Amber nodded. "Has anything happened recently that might be triggering this?"

"I went to the wedding with Julian, which led to a discussion about when we'll get married. You know how anxious that subject makes me, and anxiety often leads to the dreams." She figured she'd start with this reason rather than jumping into the more probable cause. No need to get Amber upset with her right off the bat.

"I've known you long enough that I feel I can be blunt, but if I'm crossing a line, you can tell me," her therapist said plainly. "I think you need to consider that you don't want to marry Julian."

Taryn shifted in her seat. "I appreciate your frankness, and I've already considered that. The thing is...I'm never going to find a more perfect partner. Jules is kind and loving and he accepts all of my flaws. He doesn't judge me for my past. He knew when we started dating that I was still hung up on Shawn, and he understood rather than let his jealousy take over."

"There's no arguing that Julian is a fantastic man, but that's all the more reason to not string him along if you aren't going to marry him."

"I'm not stringing him along! I want to be with him, but I'm not sure that marriage is necessary for that. We aren't going to have kids, so why bother?" Saying the last sentence hurt, even if it was a fact.

"Why did you accept when he proposed? You'd only been together six months. Why the rush?"

Sometimes talking to Amber was like hanging out with a best friend. She had the same caring yet painfully honest persona that a close friend should have. This was what Taryn needed since it forced her to be truthful with herself.

"The obvious answer is that I rushed into a serious relationship with Jules because Shawn got married and was expecting a baby. I know you think he came along when I was at my most vulnerable, but it isn't that simple. Knowing that Shawn had moved on was a good thing. It made me realize that I needed to do the same and open myself up to the possibility of love. And I do love Jules."

"But?"

This was the part that was so hard to admit. She took another sip of the lemon herbal tea to stall a second. "But...I don't love him as much as I love Shawn."

"That stinks for Julian."

"I guess, but it's not something I can control. Am I supposed to live the rest of my life alone because I'm incapable of getting over my ex-husband? Or am I allowed to be happy again?"

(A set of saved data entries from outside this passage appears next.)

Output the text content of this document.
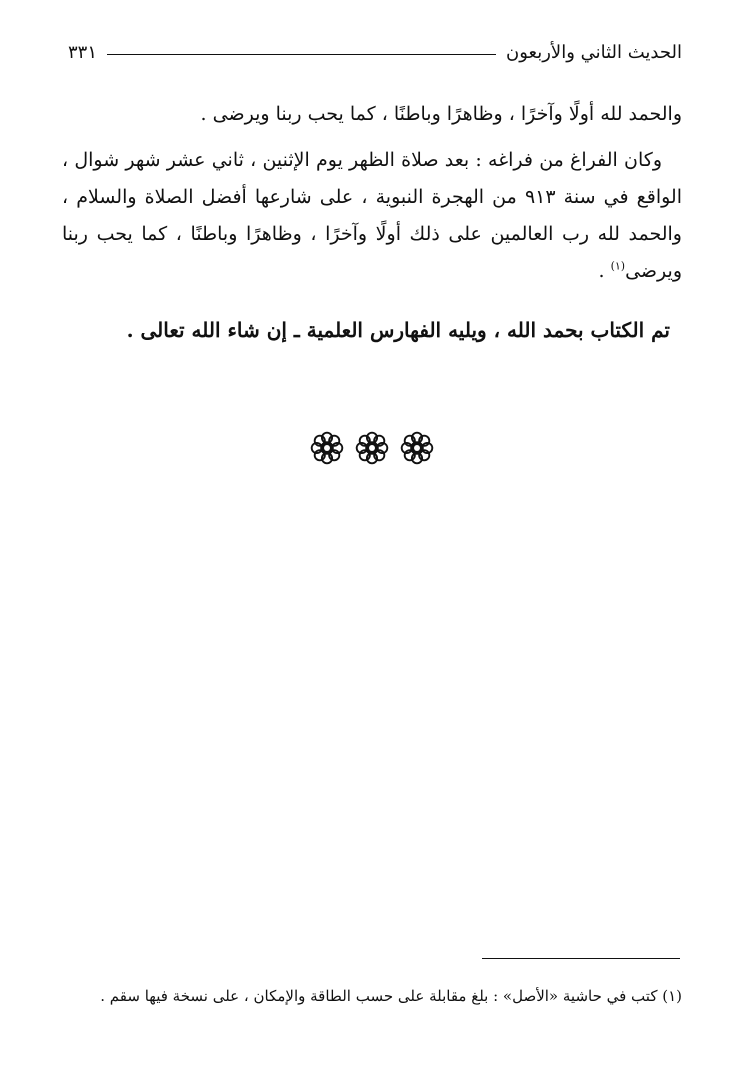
الحديث الثاني والأربعون
٣٣١

والحمد لله أولًا وآخرًا ، وظاهرًا وباطنًا ، كما يحب ربنا ويرضى .

وكان الفراغ من فراغه : بعد صلاة الظهر يوم الإثنين ، ثاني عشر شهر شوال ، الواقع في سنة ٩١٣ من الهجرة النبوية ، على شارعها أفضل الصلاة والسلام ، والحمد لله رب العالمين على ذلك أولًا وآخرًا ، وظاهرًا وباطنًا ، كما يحب ربنا ويرضى$^{(١)}$ .

تم الكتاب بحمد الله ، ويليه الفهارس العلمية ـ إن شاء الله تعالى .

(١) كتب في حاشية «الأصل» : بلغ مقابلة على حسب الطاقة والإمكان ، على نسخة فيها سقم .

"Of course you're allowed happiness, but it shouldn't be a result of settling," Amber asserted.

"I could settle for someone a hell of a lot worse than Julian Laurent!"

"How do you think he'd feel if he heard you say that?"

A lump formed in Taryn's throat. "It would hurt him, and he doesn't deserve that. I hate myself for not loving him more."

"It's possible that you could fall deeper in love with him if you got over Shawn, though I often question whether you want to do that. Are you still following him on social media?"

"Yes, and that brings us to what I think is the main reason I had the dream. The night before, I saw photos of Shawn with his wife and baby at the beach."